Nightfall (Devil's Night 4)
My stomach coiled tighter and tighter.
“You heard what she said,” Kai chimed in. “He had plans for Michael, too. And then nothing. Michael never got fingered for anything.”
“Because Trevor didn’t want his family embarrassed,” Misha said.
“Because Evans Crist didn’t want his family embarrassed,” Rika said instead.
I closed my eyes, not surprised at all. My friends picked up on things without missing a beat.
“Motherfucker,” Michael said. “It wasn’t about Will. Or his hatred of Will. His grandfather was coming up for re-election that year. He almost lost because of the bad press.”
“And Kai and Damon?” Banks pressed.
No one said anything, and I finally spoke up. “Evans knew that Schraeder Fane accounted for Damon in his will.” As executor of his estate, he would’ve known who Damon really was. “If he planned on marrying Rika to Trevor, he wouldn’t want to share the fortune with Damon—and by extension, Gabriel.”
“And Katsu Mori was forced to step down from the boards of Mitchell & Young and Stewart Banks,” Rika explained. “Both of which helped finance Evans’s real estate projects over the next several years.”
“Which my father might not have been inclined to support if he’d still been on the boards, since he hates your dad,” Kai said to Michael.
It had all come together. The past seven years spreading out before us in a maze that took all of us to complete, but finally made perfect sense once and for all.
The amount of people who had played us like puppets for their own end, and the amount of time I wasted being ignorant of all of it and floating with the current...
I almost wish I could go back to the nights at Delcour and fucking with Rika when we thought it was all her fault. How simple it was then.
“Alex?” Rika said. “You okay?”
I looked over my shoulder, realizing Alex hadn’t spoken since we boarded. She leaned into the windows, arms folded across her chest and staring off.
After a moment, she nodded but didn’t make eye contact, the usual square to her shoulders in an unnerving slump.
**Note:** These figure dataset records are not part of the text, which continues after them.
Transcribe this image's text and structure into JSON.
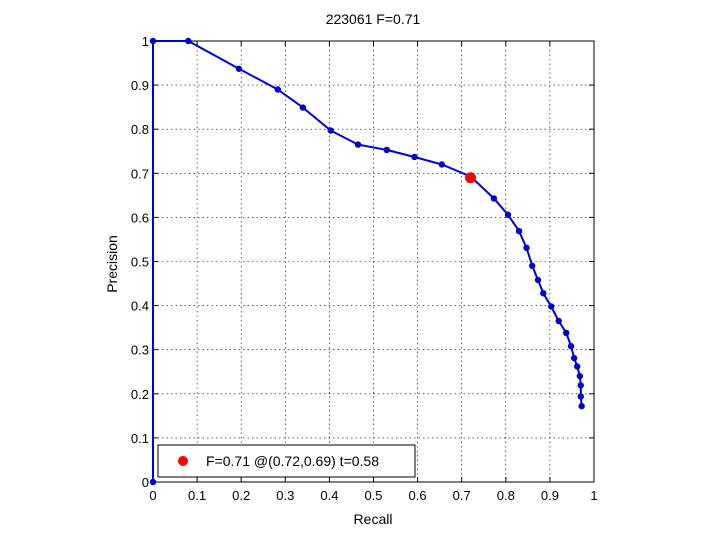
{
  "chart_data": {
    "type": "line",
    "title": "223061 F=0.71",
    "xlabel": "Recall",
    "ylabel": "Precision",
    "xlim": [
      0,
      1
    ],
    "ylim": [
      0,
      1
    ],
    "xticks": [
      "0",
      "0.1",
      "0.2",
      "0.3",
      "0.4",
      "0.5",
      "0.6",
      "0.7",
      "0.8",
      "0.9",
      "1"
    ],
    "yticks": [
      "0",
      "0.1",
      "0.2",
      "0.3",
      "0.4",
      "0.5",
      "0.6",
      "0.7",
      "0.8",
      "0.9",
      "1"
    ],
    "grid": true,
    "legend_position": "bottom-left",
    "series": [
      {
        "color": "#0000cc",
        "marker": "dot",
        "points": [
          [
            0.0,
            0.0
          ],
          [
            0.0,
            1.0
          ],
          [
            0.08,
            1.0
          ],
          [
            0.195,
            0.937
          ],
          [
            0.283,
            0.89
          ],
          [
            0.34,
            0.849
          ],
          [
            0.403,
            0.797
          ],
          [
            0.465,
            0.765
          ],
          [
            0.53,
            0.753
          ],
          [
            0.593,
            0.737
          ],
          [
            0.655,
            0.72
          ],
          [
            0.72,
            0.693
          ],
          [
            0.773,
            0.643
          ],
          [
            0.805,
            0.606
          ],
          [
            0.83,
            0.569
          ],
          [
            0.847,
            0.531
          ],
          [
            0.86,
            0.49
          ],
          [
            0.873,
            0.458
          ],
          [
            0.885,
            0.428
          ],
          [
            0.903,
            0.398
          ],
          [
            0.92,
            0.365
          ],
          [
            0.937,
            0.338
          ],
          [
            0.948,
            0.308
          ],
          [
            0.955,
            0.281
          ],
          [
            0.962,
            0.262
          ],
          [
            0.968,
            0.24
          ],
          [
            0.97,
            0.219
          ],
          [
            0.97,
            0.194
          ],
          [
            0.972,
            0.172
          ]
        ]
      }
    ],
    "highlight": {
      "x": 0.72,
      "y": 0.69,
      "color": "#ff0000",
      "label": "F=0.71 @(0.72,0.69) t=0.58"
    }
  }
}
“Only three of you came on board,” Damon said. “Where are the other two prisoners? Our research said there were five.”
But neither Alex nor I answered.
I stared at the dazed look on her face, completely defeated.
She’d never see him again.
But just then, she pulled herself up straight, cleared her throat, and cracked her knuckles. “I need to spar. Now.”
“Rika or me?” Banks asked.
She shot off, toward the door where I stood. “I’ll take you both.”
She passed me and left the car, followed quickly by the girls with Winter’s hand locked in Rika’s as they all followed Alex.
I hesitated only a moment before I opened the door again. “I need to make those calls,” I said, leaving.
But Michael’s voice rang out behind me. “Is anyone from that house coming for us?”
But I didn’t turn back or answer. Aydin Khadir was problem six hundred fifty-three, and I was only on number four.
• • •
I ended my fourth call, setting the phone down as I rose from the chair. I was still in my semi-wet jeans, but instead of heading into the shower or changing into the suit laid out for me on the bed, I turned and stared out the window instead.
The night passed by quickly, the sea on the horizon calm and black as I ground my fist.